| Finanse | Ostrożnie z doradztwem prawnym online

Finanse

Ostrożnie z doradztwem prawnym online

Serwisy oferujące zdalną pomoc prawną funkcjonowały do tej pory jako ciekawostka w sieci, teraz jednak zaczynają stanowić poważną konkurencję dla zwykłych kancelarii. Klienci kuszeni są niskimi cenami usług, promocjami i darmowym dostępem do płatnych baz z artykułami na tematy prawne. Dotychczasowe bariery – brak stałego łącza, brak osobistego kontaktu, konieczność dokonania przelewu za pośrednictwem internetu […]

Serwisy oferujące zdalną pomoc prawną funkcjonowały do tej pory jako ciekawostka w sieci, teraz jednak zaczynają stanowić poważną konkurencję dla zwykłych kancelarii. Klienci kuszeni są niskimi cenami usług, promocjami i darmowym dostępem do płatnych baz z artykułami na tematy prawne. Dotychczasowe bariery – brak stałego łącza, brak osobistego kontaktu, konieczność dokonania przelewu za pośrednictwem internetu przestają istnieć. Nie bez znaczenia pozostaje też wygoda – klient nie musi być zależny od godzin pracy prawnika, z którym umawia się na spotkanie. Kancelarie wirtualne są czynne przez całą dobę. Co więcej, rozwiązanie problemu prawnego można uzyskać praktycznie bez wychodzenia z domu.

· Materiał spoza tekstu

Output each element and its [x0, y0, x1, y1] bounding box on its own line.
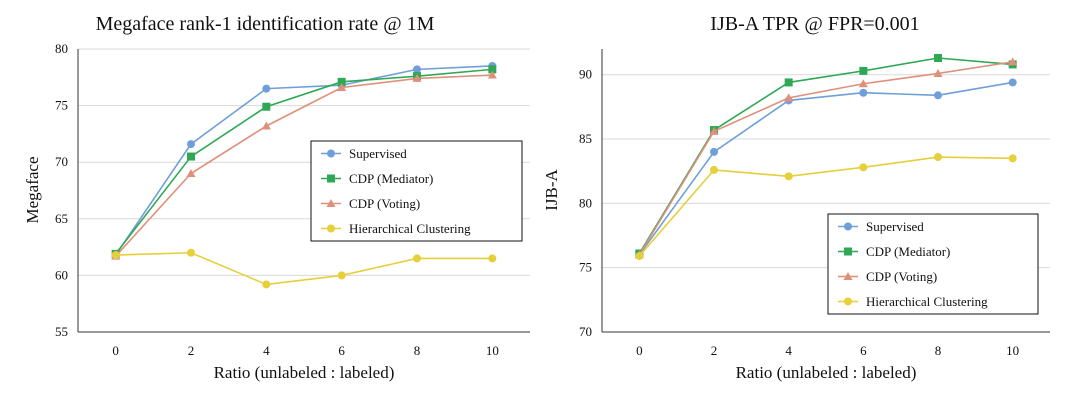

Wszystkie udogodnienia sprawiły, że klienci bardzo szybko oswoili się z nową zdalną usługą. Pierwsze portale prawne powstały w naszym kraju ponad 10 lat temu. Obecnie na rynku polskim mamy kilku mocnych graczy z bardzo rozbudowanymi portalami prawnymi, ale ciągle też powstają nowe strony oferujące porady prawne online. To się po prostu opłaca.

Tu jednak pojawia się pewne zagrożenie – nie każdy serwis prawny oferujący pomoc naprawdę pomaga. Może być wręcz przeciwnie. Za przykład niech posłuży sprawa z 2011 roku. Nowo powstały portal prawny oferował porady po naprawdę atrakcyjnych, promocyjnych cenach. Klient zamawiający pojedynczą poradę nieświadomie zgadzał się na zakup rocznego pakietu usług prawnych – stosowny zapis umieszczony był w regulaminie, jednak brakowało go na stronie z formularzem, czy też na głównej. W efekcie konsument otrzymywał opinię w cenie ustalonej początkowo, ale też zobowiązany był do uiszczenia całkiem sporej opłaty za abonament roczny. Portal ten nie utrzymał się długo na rynku – sprawa zgłoszona została do UOKiKu, jednak nie udało się ustalić ostatecznej liczby poszkodowanych osób, naciągniętych na zakup usługi, której nie chcieli.

Dlatego do zdalnych usług prawnych warto podejść ostrożnie. Niech najważniejszym wyznacznikiem nie będzie cena, lecz jakość obsługi i poziom zaufania do usługodawcy. Z pewnością większą renomą cieszą się portale-kolosy istniejące na rynku od lat, ale to nie przekreśla wcale nowych biznesów. Zdecydowanie dobrą praktyką w przypadku podmiotu, którego nie znamy jest sprawdzenie opinii wcześniejszych konsumentów.

Ponadto warto zobaczyć, co firma sama mówi o sobie, tzn. jakie udostępnia dane. Witryna internetowa powinna przedstawiać: nazwę, adres, numery kontaktowe, maila, ale też REGON, KRS, NIP a nawet nazwisko i dane prezesa. W stopce często pojawiają się partnerzy – firmy, z którymi portal współpracuje. Niektóre serwisy prawne prezentują też fotografie oraz dane osobowe zatrudnianych prawników. Im więcej firma udostępnia danych, które łatwo sprawdzić, tym większą można mieć pewność, że rzeczywiście nie ma ona nic do ukrycia.